Сотник отдышался, держась рукой за холодной ствол старого дуба, и пошатываясь, побрел по сугробам в сторону Понтара, всё еще не веря в собственное везение.

***

Эрика проснулась в кромешной темноте — судя по ощущениям, было уже утро, но ставни и портьеры не пропускали ни единого лучика в плохо протопленную спальню. Царапина на скуле саднила, ноги замерзли, но вылезать из-под мехового одеяла не было никакого желания. Эрика так и провалялась бы до полудня в темноте, если бы в комнату не ввалилась едва живая с похмелья Адель.

— Пан Зенд рассольчику раздобыл, не желаешь? — простонала она, распахивая шторы и впуская в комнату яркое зимнее солнце.

Эрика зажмурилась и отрицательно помотала головой.

— Что, тяжелая ночка была? — хохотнула разбойница.

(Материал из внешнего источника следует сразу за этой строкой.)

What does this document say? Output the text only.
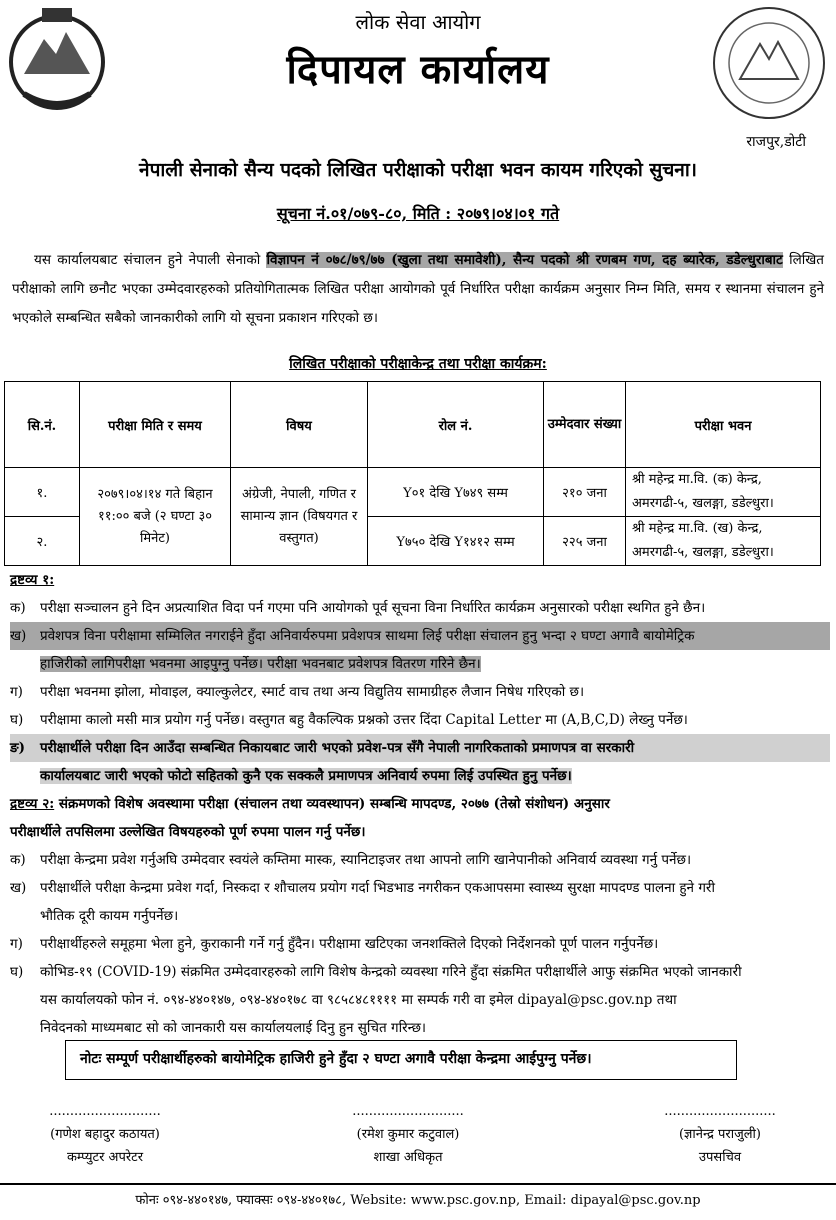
लोक सेवा आयोग
दिपायल कार्यालय
राजपुर,डोटी
नेपाली सेनाको सैन्य पदको लिखित परीक्षाको परीक्षा भवन कायम गरिएको सुचना।
सूचना नं.०१/०७९-८०, मिति : २०७९।०४।०१ गते
यस कार्यालयबाट संचालन हुने नेपाली सेनाको विज्ञापन नं ०७८/७९/७७ (खुला तथा समावेशी), सैन्य पदको श्री रणबम गण, दह ब्यारेक, डडेल्धुराबाट लिखित परीक्षाको लागि छनौट भएका उम्मेदवारहरुको प्रतियोगितात्मक लिखित परीक्षा आयोगको पूर्व निर्धारित परीक्षा कार्यक्रम अनुसार निम्न मिति, समय र स्थानमा संचालन हुने भएकोले सम्बन्धित सबैको जानकारीको लागि यो सूचना प्रकाशन गरिएको छ।
लिखित परीक्षाको परीक्षाकेन्द्र तथा परीक्षा कार्यक्रम:
सि.नं.	परीक्षा मिति र समय	विषय	रोल नं.	उम्मेदवार संख्या	परीक्षा भवन
१.	२०७९।०४।१४ गते बिहान ११:०० बजे (२ घण्टा ३० मिनेट)	अंग्रेजी, नेपाली, गणित र सामान्य ज्ञान (विषयगत र वस्तुगत)	Y०१ देखि Y७४९ सम्म	२१० जना	श्री महेन्द्र मा.वि. (क) केन्द्र, अमरगढी-५, खलङ्गा, डडेल्धुरा।
२.			Y७५० देखि Y१४१२ सम्म	२२५ जना	श्री महेन्द्र मा.वि. (ख) केन्द्र, अमरगढी-५, खलङ्गा, डडेल्धुरा।
द्रष्टव्य १:
क)	परीक्षा सञ्चालन हुने दिन अप्रत्याशित विदा पर्न गएमा पनि आयोगको पूर्व सूचना विना निर्धारित कार्यक्रम अनुसारको परीक्षा स्थगित हुने छैन।
ख)	प्रवेशपत्र विना परीक्षामा सम्मिलित नगराईने हुँदा अनिवार्यरुपमा प्रवेशपत्र साथमा लिई परीक्षा संचालन हुनु भन्दा २ घण्टा अगावै बायोमेट्रिक
हाजिरीको लागिपरीक्षा भवनमा आइपुग्नु पर्नेछ। परीक्षा भवनबाट प्रवेशपत्र वितरण गरिने छैन।
ग)	परीक्षा भवनमा झोला, मोवाइल, क्याल्कुलेटर, स्मार्ट वाच तथा अन्य विद्युतिय सामाग्रीहरु लैजान निषेध गरिएको छ।
घ)	परीक्षामा कालो मसी मात्र प्रयोग गर्नु पर्नेछ। वस्तुगत बहु वैकल्पिक प्रश्नको उत्तर दिंदा Capital Letter मा (A,B,C,D) लेख्नु पर्नेछ।
ङ)	परीक्षार्थीले परीक्षा दिन आउँदा सम्बन्धित निकायबाट जारी भएको प्रवेश-पत्र सँगै नेपाली नागरिकताको प्रमाणपत्र वा सरकारी
कार्यालयबाट जारी भएको फोटो सहितको कुनै एक सक्कलै प्रमाणपत्र अनिवार्य रुपमा लिई उपस्थित हुनु पर्नेछ।
द्रष्टव्य २: संक्रमणको विशेष अवस्थामा परीक्षा (संचालन तथा व्यवस्थापन) सम्बन्धि मापदण्ड, २०७७ (तेस्रो संशोधन) अनुसार
परीक्षार्थीले तपसिलमा उल्लेखित विषयहरुको पूर्ण रुपमा पालन गर्नु पर्नेछ।
क)	परीक्षा केन्द्रमा प्रवेश गर्नुअघि उम्मेदवार स्वयंले कम्तिमा मास्क, स्यानिटाइजर तथा आपनो लागि खानेपानीको अनिवार्य व्यवस्था गर्नु पर्नेछ।
ख)	परीक्षार्थीले परीक्षा केन्द्रमा प्रवेश गर्दा, निस्कदा र शौचालय प्रयोग गर्दा भिडभाड नगरीकन एकआपसमा स्वास्थ्य सुरक्षा मापदण्ड पालना हुने गरी
भौतिक दूरी कायम गर्नुपर्नेछ।
ग)	परीक्षार्थीहरुले समूहमा भेला हुने, कुराकानी गर्ने गर्नु हुँदैन। परीक्षामा खटिएका जनशक्तिले दिएको निर्देशनको पूर्ण पालन गर्नुपर्नेछ।
घ)	कोभिड-१९ (COVID-19) संक्रमित उम्मेदवारहरुको लागि विशेष केन्द्रको व्यवस्था गरिने हुँदा संक्रमित परीक्षार्थीले आफु संक्रमित भएको जानकारी
यस कार्यालयको फोन नं. ०९४-४४०१४७, ०९४-४४०१७८ वा ९८५८४८११११ मा सम्पर्क गरी वा इमेल dipayal@psc.gov.np तथा
निवेदनको माध्यमबाट सो को जानकारी यस कार्यालयलाई दिनु हुन सुचित गरिन्छ।
नोटः सम्पूर्ण परीक्षार्थीहरुको बायोमेट्रिक हाजिरी हुने हुँदा २ घण्टा अगावै परीक्षा केन्द्रमा आईपुग्नु पर्नेछ।
...........................
(गणेश बहादुर कठायत)
कम्प्युटर अपरेटर
...........................
(रमेश कुमार कटुवाल)
शाखा अधिकृत
...........................
(ज्ञानेन्द्र पराजुली)
उपसचिव
फोनः ०९४-४४०१४७, फ्याक्सः ०९४-४४०१७८, Website: www.psc.gov.np, Email: dipayal@psc.gov.np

— Да уж полегче, чем у тебя, — в тон ей ответила Эрика и тоже рассмеялась. — Голова хоть не болит.

— А всё остальное? — Адель хитро прищурилась, и Эрика с ужасом осознала, что о ее ночных похождениях теперь известно всем в поместье, не исключая слуг и лошадей.

— Ничего у меня не болит, — со вздохом ответила она. — И с атаманом у меня ничего не было, хочешь верь, хочешь не верь.

— Чем же вы там занимались всю ночь? — искренне удивилась Адель.

— Играли в гвинт. Он за чудовищ, я за Темерию.

Это была чистейшая правда, но разбойница, разумеется, не поверила, только многозначительно закатила глаза.

— Эржбетка мне другое рассказывала, про атамана-то, — протянула она, забивая трубку ароматным табаком. — Она раньше часто с ним бывала.

— А ты?

— А что я? — не сразу поняла Адель. — Я Клюйверта люблю. А ты, небось, своего Ёверта? Вторую ночь подряд во сне болтаешь. Ёверт то, Ёверт сё. Расстались, да? — девушка сочувственно приложила руку к груди.

— Да, — коротко ответила Эрика, и настроение сразу испортилось. — Мне нужно в Оксенфурт, отправить пару писем друзьям. Тебе привезти что-нибудь?

— Сушеных фруктов, — промурлыкала Адель и улеглась на кровать, свернувшись, как кошка. — Знаешь, тех, что в меду.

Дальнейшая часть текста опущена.